It looks like the worst may be over. It's not that we're predicting sunshine and lollipops in the future, but the S&P/Case-Shiller Home Price indexes seem to be showing a continued easing in their previously precipitous declines. After roughly 18 months of broad-based declines, things seemed to lighten for May, and June's reading was actually kind of ... upbeat.
Now don't go getting ideas - the 10-city composite is still down 17% for the 12 months ended June 30, with the 20-city composite down 15.9% for the same period - record declines yet again. But those same indexes were down just 0.6% and 0.5%, respectively, for the month of June. That's a big change from monthly declines that just a few months ago were nearing 3%. And the news is even better from individual cities.
Although all 20 cities had negative returns for the 12-month period, nine cities had positive returns for the month of June, up from seven in May. The best performer was Denver, up 1.5%, followed by Boston, up 1.2%, and Minneapolis, up 1.0%. According to S&P, while Boston and Denver have had positive monthly returns for three consecutive months, Charlotte and Dallas have had positive returns for four consecutive months.
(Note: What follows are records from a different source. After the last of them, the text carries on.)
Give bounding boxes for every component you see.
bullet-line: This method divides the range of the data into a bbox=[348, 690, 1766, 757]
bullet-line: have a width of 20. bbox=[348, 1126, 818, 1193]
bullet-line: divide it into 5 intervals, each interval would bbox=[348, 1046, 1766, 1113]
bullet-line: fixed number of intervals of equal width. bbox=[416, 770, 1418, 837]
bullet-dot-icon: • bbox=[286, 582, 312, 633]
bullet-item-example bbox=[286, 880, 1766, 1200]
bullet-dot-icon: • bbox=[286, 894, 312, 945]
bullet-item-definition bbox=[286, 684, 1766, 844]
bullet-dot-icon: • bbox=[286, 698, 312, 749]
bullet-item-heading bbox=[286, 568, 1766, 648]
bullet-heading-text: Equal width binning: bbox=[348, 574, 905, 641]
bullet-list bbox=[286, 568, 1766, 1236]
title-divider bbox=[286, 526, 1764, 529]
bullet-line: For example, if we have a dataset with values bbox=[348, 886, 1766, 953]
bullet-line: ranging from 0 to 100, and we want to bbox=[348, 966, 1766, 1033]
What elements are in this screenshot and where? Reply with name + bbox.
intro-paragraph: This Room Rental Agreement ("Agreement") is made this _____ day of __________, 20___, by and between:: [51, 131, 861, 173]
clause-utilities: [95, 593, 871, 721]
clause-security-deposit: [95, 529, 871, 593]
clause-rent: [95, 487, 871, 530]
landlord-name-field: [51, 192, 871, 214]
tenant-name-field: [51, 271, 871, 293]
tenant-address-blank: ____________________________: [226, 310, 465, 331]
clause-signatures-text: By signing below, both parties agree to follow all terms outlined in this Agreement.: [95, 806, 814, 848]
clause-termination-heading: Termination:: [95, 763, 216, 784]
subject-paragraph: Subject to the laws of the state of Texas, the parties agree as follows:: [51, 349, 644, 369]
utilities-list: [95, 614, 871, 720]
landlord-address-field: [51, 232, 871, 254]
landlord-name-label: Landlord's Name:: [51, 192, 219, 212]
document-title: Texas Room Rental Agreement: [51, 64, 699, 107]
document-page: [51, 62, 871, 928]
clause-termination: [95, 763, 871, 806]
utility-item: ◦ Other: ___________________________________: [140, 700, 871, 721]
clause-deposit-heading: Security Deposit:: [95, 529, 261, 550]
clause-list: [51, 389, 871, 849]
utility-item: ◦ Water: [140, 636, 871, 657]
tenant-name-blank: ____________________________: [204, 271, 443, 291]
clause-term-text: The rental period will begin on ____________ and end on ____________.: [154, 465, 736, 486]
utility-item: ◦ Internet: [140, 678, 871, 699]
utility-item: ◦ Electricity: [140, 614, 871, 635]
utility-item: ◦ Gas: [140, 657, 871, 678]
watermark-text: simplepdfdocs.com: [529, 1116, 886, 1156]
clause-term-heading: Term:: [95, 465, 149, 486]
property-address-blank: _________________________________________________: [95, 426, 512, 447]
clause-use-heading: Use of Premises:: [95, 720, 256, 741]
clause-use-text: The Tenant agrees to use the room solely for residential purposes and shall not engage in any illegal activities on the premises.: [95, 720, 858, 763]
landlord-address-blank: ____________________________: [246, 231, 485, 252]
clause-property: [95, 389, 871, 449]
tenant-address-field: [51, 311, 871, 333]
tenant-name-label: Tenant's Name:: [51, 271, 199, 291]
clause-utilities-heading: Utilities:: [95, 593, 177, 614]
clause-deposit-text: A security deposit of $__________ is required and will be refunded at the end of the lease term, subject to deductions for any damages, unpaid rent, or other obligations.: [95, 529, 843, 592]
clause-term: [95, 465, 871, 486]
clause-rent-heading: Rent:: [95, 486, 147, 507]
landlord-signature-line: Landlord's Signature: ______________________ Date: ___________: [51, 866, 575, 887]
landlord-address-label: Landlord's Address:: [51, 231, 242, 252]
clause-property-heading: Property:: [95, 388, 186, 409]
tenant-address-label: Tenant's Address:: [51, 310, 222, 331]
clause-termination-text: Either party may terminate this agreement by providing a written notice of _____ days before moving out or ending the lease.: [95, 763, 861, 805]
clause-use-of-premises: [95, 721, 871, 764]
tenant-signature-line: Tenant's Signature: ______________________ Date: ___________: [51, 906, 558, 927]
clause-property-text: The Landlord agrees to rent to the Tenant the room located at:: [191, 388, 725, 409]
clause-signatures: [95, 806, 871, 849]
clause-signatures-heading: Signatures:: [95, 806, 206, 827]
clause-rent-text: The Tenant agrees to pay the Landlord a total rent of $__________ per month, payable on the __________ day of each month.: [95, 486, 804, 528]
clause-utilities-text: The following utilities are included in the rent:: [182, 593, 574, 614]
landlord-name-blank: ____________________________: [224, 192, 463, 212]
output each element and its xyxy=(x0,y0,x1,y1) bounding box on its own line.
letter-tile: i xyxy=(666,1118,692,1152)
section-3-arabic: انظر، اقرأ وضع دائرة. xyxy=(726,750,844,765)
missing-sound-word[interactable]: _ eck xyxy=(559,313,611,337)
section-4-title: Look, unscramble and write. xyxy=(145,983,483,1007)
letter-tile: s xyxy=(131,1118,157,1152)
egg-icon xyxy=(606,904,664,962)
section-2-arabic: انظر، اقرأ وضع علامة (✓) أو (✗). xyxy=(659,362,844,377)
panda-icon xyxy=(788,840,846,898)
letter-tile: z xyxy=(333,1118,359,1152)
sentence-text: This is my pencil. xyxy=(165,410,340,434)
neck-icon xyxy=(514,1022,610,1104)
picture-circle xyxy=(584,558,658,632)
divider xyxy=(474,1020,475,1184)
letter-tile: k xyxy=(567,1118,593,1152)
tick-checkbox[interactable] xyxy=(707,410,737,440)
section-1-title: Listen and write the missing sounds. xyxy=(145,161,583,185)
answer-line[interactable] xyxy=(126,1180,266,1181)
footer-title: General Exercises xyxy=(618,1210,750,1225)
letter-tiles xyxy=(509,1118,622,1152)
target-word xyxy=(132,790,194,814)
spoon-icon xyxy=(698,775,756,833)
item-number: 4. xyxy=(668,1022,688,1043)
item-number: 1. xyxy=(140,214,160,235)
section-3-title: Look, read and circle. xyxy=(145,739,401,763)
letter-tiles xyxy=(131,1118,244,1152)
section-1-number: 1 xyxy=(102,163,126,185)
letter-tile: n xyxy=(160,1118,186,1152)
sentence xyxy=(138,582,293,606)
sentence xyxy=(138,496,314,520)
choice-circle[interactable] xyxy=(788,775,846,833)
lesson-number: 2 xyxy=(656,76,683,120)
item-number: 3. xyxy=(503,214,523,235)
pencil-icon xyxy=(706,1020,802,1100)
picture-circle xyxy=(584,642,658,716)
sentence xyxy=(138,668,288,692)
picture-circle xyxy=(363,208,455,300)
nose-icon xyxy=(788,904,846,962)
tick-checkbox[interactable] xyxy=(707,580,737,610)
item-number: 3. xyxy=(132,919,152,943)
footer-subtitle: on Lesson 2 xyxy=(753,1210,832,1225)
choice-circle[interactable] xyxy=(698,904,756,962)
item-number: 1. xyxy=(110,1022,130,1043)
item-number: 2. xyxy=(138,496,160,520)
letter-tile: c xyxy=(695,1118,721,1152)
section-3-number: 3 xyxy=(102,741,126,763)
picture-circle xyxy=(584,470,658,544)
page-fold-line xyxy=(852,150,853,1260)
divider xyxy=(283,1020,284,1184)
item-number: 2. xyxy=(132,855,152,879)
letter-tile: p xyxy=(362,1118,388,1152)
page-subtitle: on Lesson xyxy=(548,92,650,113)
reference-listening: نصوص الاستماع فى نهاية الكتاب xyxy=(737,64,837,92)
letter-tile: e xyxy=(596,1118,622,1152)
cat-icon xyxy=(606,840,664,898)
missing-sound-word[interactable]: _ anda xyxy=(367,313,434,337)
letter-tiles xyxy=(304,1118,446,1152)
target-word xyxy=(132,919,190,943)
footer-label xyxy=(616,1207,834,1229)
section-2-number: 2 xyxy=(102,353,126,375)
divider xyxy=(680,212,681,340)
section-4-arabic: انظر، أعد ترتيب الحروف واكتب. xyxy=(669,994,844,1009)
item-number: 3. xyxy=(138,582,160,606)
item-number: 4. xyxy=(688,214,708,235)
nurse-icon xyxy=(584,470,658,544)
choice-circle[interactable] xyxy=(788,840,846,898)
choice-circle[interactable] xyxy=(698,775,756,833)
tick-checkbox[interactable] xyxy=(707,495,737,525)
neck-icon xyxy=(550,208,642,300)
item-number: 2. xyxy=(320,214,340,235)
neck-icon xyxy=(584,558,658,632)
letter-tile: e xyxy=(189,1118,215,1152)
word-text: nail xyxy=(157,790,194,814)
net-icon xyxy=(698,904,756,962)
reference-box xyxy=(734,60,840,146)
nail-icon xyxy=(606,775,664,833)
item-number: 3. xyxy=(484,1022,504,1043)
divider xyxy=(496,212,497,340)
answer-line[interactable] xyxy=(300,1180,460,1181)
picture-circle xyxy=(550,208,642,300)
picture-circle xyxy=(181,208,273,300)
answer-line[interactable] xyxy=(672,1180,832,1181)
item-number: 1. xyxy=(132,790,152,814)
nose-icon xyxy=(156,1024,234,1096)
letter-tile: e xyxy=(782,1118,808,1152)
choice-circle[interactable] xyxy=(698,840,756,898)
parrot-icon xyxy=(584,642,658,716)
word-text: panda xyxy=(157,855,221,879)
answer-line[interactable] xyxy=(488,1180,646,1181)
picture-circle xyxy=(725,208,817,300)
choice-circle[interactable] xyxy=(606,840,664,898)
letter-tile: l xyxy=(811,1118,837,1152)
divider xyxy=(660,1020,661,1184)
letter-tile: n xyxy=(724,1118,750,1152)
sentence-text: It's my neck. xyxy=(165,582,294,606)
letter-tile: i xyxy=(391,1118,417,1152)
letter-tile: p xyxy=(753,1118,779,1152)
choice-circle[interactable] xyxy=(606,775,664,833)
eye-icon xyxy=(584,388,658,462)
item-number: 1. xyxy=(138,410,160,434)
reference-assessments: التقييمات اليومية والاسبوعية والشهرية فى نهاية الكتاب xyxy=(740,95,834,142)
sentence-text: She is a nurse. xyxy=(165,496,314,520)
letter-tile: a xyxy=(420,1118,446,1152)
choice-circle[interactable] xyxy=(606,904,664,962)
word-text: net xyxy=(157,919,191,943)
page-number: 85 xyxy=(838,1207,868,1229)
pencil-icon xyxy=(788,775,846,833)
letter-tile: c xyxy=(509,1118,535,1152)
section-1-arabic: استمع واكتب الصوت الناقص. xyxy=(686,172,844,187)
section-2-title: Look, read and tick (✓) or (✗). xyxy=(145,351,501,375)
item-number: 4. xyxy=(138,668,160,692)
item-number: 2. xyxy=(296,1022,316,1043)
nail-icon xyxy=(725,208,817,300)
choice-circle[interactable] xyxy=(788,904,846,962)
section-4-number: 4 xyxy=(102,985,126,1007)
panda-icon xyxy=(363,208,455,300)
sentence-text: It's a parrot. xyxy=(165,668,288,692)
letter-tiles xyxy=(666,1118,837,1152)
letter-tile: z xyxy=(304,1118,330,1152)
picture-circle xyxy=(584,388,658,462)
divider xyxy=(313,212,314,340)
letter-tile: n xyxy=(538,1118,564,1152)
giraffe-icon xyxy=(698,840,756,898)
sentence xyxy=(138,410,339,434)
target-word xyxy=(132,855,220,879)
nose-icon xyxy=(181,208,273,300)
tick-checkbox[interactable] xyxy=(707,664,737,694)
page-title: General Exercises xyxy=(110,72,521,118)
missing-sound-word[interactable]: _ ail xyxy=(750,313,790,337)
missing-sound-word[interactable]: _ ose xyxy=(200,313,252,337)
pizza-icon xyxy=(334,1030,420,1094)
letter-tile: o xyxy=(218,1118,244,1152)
The worst performer for June was Phoenix, which was down 2.6% for the month. San Francisco and Miami were down 1.8% and 1.7%, respectively.
Las Vegas, Miami and Phoenix remain the worst performers on an annual basis, down 28.6%, 28.3% and 27.9%, respectively. Charlotte was the best-performing city, down just 1.0%, while Dallas was down 3.2% and Denver was down 4.7%.
Meanwhile, the quarterly S&P/Case-Shiller U.S. National Home Price Index, covering the nine U.S. census divisions, had a record 15.4% decline from the second quarter of 2007 to the second quarter of 2008.
Source: Standard & Poor's
"While there is no national turnaround in residential real estate prices, it is possible that we are seeing some regions struggling to come back, which has resulted in some moderation in price declines at the national level," said David M. Blitzer, chairman of the Index Committee at Standard & Poor's. While he said that the rate of home price decline might be slowing, Blitzer also noted that not only were all 20 cities showing negative annual returns, but seven were actually showing declines of more than 20%.
As of June, the 10-city composite is down 20.3% from its June 2006 high, and the 20-city composite is down 18.8% from its July 2006 peak.
While it's unclear whether this easing decline might morph into a turnaround for home prices, next month's reading will likely present a clearer picture.